Precision Boost Overdrive offers an easy path to overclocking both new Threadrippers if your supporting hardware can handle the stress. Just be aware that any gains you might see vary based on your system's capabilities. We're sure we can tease even more performance out via manual overclocking when we circle back for the dedicated review, but the automated overclocking feature is plenty capable for most users, and you retain the benefit of a beastly 4.4 GHz quad-core boost frequency. The Threadripper 2950X brings a lot more power for a lower price than the first-gen Threadripper did at launch, but we wouldn't recommend a direct upgrade from the 1950X. If you're looking to upgrade from an older CPU to an all-around crowd pleaser, Threadripper 2950X does not disappoint.

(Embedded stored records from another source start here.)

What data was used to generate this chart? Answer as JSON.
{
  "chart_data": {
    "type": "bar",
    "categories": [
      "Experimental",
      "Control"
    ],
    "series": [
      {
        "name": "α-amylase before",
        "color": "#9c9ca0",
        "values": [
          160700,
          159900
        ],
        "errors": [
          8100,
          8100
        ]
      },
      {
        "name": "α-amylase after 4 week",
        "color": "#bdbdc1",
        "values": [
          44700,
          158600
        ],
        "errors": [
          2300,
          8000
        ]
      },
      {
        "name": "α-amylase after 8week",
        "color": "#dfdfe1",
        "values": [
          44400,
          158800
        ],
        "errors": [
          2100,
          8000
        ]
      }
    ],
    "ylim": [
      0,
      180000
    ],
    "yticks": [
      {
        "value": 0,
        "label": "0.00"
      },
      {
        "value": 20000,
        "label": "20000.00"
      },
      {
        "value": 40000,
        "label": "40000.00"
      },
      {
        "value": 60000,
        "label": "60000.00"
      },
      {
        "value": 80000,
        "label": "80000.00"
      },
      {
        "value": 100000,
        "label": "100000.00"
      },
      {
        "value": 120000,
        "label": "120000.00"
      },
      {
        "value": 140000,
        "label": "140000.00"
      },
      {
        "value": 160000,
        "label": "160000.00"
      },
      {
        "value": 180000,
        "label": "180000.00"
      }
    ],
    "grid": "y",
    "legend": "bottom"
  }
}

Considering the raw horsepower on offer, AMD's pricing is extremely competitive. Ryzen Threadripper 2950X kept pace with the $1700 Core i9-7960X in many of our tests, but sells for almost half of its price. Both Intel and AMD HEDT platforms are expensive, but X399 motherboards are particularly pricey, which you'll have to consider when weighing your options. Populating all four memory channels will also be expensive in these trying times, but that extra cost applies to both high end platforms.

While we still recommend the mainstream Ryzen 7 2700X or Core i7-8700K for gaming, they clearly can't keep pace with Threadripper in productivity-oriented applications. Intel's Skylake-X processors are still brutally competitive on the performance front, but the company needs to be adjust its pricing.

If you're after the utmost in threaded performance for the dollar, the Ryzen Threadripper 2 series delivers. AMD clearly takes the lead with the most raw computing power on the desktop PC market, and at ultra-competitive pricing. We can't wait to see Intel's response.